Le président colombien Santos va quitter ses fonctions avec fierté mais frustration

Le président colombien Juan Manuel Santos, qui a misé son héritage sur la fin d’une guerre de cinq décennies avec les rebelles marxistes, quittera ses fonctions la semaine prochaine, satisfait d’avoir supervisé un accord de paix historique mais frustré de ne pas avoir pu faire plus pour unir la nation et réduire les inégalités.
Internationalement salué pour avoir négocié la paix avec les Forces armées révolutionnaires de Colombie (FARC), Santos a été critiqué par de nombreux Colombiens qui disent qu’il s’est vendu aux rebelles en échange d’un prix Nobel de la paix et a rendu le pays plus dangereux.
Mais Santos, 66 ans, dit dormir sur ses deux oreilles la nuit, fier d’avoir fait taire les armes des FARC et d’avoir entamé des négociations avec l’Armée de libération nationale (ELN), le dernier groupe rebelle de Colombie.
“J’ai plus de cheveux gris maintenant et je suis grand-père, mais je suis calme et très satisfait des résultats”, a déclaré à Reuters Santos, qui a fait deux mandats, avant de passer le relais au président élu de droite Ivan Duque le 7 août.
“Politiquement, je me sens un peu frustré, j’aurais aimé laisser le pays plus uni. Croyez-moi, j’ai essayé, mais ce n’était pas possible.”
Le rejeton de l’une des familles les plus prospères de Colombie, Santos ne s’attendait pas à être le fer de lance d’un processus de paix avec les FARC, qui ont affronté une douzaine de gouvernements au cours d’un conflit qui a fait plus de 220 000 morts et des millions de déplacés.
Il avait été l’un des ministres de la défense les plus durs de la nation sous l’ancien président Alvaro Uribe, à la ligne dure, portant certains des coups les plus durs contre le groupe et les poussant plus profondément dans le désert avant de les amener à la table des négociations.

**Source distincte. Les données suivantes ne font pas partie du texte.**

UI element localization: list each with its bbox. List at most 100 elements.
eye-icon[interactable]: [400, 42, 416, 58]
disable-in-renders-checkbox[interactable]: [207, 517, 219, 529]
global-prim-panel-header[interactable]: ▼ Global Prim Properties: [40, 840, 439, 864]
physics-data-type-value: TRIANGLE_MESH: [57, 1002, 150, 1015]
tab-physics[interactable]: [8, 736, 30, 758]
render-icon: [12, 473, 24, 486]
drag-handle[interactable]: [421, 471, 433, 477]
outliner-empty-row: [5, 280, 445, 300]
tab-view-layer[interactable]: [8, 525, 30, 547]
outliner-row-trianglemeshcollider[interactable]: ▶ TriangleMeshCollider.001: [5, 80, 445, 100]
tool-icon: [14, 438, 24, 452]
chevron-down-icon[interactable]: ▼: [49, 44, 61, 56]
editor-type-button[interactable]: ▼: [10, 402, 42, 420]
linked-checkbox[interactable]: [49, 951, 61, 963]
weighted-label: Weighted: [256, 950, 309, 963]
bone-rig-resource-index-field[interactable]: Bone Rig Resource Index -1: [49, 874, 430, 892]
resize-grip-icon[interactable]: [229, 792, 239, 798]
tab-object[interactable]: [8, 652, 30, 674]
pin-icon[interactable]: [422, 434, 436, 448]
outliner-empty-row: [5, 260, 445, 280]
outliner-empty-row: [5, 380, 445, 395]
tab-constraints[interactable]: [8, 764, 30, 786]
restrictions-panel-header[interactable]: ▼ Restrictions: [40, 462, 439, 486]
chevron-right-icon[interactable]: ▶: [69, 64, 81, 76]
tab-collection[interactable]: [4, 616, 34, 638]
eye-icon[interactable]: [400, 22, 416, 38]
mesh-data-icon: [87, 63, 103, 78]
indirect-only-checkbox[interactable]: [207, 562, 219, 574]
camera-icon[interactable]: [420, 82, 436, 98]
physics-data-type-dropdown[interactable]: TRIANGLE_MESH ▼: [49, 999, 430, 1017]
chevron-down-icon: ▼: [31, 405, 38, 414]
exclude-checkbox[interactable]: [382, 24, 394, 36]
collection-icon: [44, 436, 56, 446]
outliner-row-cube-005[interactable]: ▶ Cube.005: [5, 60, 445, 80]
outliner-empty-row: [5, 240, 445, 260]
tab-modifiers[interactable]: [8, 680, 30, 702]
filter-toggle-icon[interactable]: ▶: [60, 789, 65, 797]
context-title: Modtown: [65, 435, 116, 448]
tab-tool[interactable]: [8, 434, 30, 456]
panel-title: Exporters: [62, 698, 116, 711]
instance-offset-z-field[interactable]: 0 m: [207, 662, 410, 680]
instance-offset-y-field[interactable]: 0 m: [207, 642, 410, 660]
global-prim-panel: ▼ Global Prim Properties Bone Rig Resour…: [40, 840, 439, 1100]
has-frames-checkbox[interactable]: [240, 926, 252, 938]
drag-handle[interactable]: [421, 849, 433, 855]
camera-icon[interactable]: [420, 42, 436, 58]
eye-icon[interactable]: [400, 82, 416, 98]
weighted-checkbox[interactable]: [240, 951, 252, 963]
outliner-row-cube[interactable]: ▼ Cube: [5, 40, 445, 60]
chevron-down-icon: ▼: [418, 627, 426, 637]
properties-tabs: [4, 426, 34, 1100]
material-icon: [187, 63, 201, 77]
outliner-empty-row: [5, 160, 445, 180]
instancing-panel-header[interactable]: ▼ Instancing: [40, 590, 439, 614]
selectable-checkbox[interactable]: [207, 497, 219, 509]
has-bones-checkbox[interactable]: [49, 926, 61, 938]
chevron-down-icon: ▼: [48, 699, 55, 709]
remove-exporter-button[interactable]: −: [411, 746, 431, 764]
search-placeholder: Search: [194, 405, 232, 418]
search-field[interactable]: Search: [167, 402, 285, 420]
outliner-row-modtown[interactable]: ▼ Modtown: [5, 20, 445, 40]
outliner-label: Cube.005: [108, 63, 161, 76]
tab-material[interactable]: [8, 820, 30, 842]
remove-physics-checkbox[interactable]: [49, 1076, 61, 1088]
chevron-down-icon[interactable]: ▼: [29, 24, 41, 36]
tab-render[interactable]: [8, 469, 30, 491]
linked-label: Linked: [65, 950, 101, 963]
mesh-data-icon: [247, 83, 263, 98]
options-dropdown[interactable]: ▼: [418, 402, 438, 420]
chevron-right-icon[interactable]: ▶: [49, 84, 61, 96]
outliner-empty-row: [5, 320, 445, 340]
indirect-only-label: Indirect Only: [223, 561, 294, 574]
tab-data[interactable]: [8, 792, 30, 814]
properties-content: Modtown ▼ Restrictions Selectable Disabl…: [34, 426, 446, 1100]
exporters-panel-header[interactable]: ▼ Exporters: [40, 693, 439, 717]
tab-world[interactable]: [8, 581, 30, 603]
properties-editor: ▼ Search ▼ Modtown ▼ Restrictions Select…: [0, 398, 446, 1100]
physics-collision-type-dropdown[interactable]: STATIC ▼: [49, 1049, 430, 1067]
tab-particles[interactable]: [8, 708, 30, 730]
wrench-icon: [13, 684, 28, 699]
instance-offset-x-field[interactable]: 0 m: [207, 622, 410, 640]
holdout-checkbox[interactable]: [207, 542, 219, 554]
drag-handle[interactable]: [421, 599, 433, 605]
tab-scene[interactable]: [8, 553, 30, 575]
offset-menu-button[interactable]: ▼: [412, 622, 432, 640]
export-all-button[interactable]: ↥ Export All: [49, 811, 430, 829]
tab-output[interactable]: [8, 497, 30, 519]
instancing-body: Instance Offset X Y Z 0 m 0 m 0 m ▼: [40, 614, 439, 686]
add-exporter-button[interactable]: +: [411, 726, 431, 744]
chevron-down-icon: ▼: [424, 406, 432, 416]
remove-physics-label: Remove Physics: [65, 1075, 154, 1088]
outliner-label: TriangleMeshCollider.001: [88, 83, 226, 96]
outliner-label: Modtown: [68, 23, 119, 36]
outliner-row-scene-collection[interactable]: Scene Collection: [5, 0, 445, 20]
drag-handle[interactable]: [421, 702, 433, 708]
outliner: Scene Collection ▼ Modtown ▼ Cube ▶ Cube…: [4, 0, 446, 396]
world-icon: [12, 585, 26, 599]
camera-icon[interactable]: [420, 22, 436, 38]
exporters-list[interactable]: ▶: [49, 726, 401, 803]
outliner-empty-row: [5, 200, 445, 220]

Sa décision a pris Uribe par surprise et l’a transformé en un ennemi acharné qui a accusé son ancien protégé de trahir les victimes des FARC et de ne pas emprisonner les criminels de guerre. Uribe accuse l’accord avec les FARC d’avoir ouvert la voie à l’installation de nouvelles bandes criminelles.
Les alliés d’autrefois ont passé des années dans des prises de bec publiques qui ont opposé le puissant Uribe et son parti au processus de paix, l’entravant presque complètement lorsque Santos a demandé un référendum sur l’accord final.
L’échec du vote est devenu la plus grande crise politique et le plus grand choc de Santos.
“C’était un seau d’eau froide qui nous a tous affectés”, a déclaré l’ancien journaliste, qui a poussé un accord renégocié à travers le congrès en 2016.
Duque, également encadré par Uribe, a promis d’apporter des changements aux accords de paix pour emprisonner les anciens commandants des FARC qui ont commis des crimes.
Mais Santos a déclaré qu’il sera presque impossible de changer les accords, qui ont été approuvés par la communauté internationale et largement soutenus par la cour constitutionnelle.
“La paix ne peut pas être changée pour de nombreuses raisons et pour des raisons éthiques et morales – personne ne veut revenir en arrière”, a déclaré Santos, qui a vaincu un cancer de la prostate pendant son mandat.
Bien que la paix soit la partie la plus durable de son héritage présidentiel, Santos a également supervisé une baisse du chômage et un déclin de la pauvreté.
“Nous avons été le pays d’Amérique latine qui a le plus réduit les inégalités, mais, encore, l’inégalité ici est honteuse”, a-t-il déclaré.
Santos a également modifié la répartition des redevances pétrolières et minières et a rendu possible la restitution des terres saisies par les paramilitaires et les rebelles de droite.
Mais son mandat a également été marqué par des allégations de corruption, et il a été contraint de présenter des excuses après les révélations selon lesquelles ses campagnes de 2010 et 2014 ont reçu des fonds de l’entreprise de construction brésilienne en disgrâce Odebrecht.
Santos prévoit de se retirer complètement de la politique, d’écrire un livre et d’utiliser son prix Nobel pour parcourir le monde lors de tournées de conférences prônant la paix.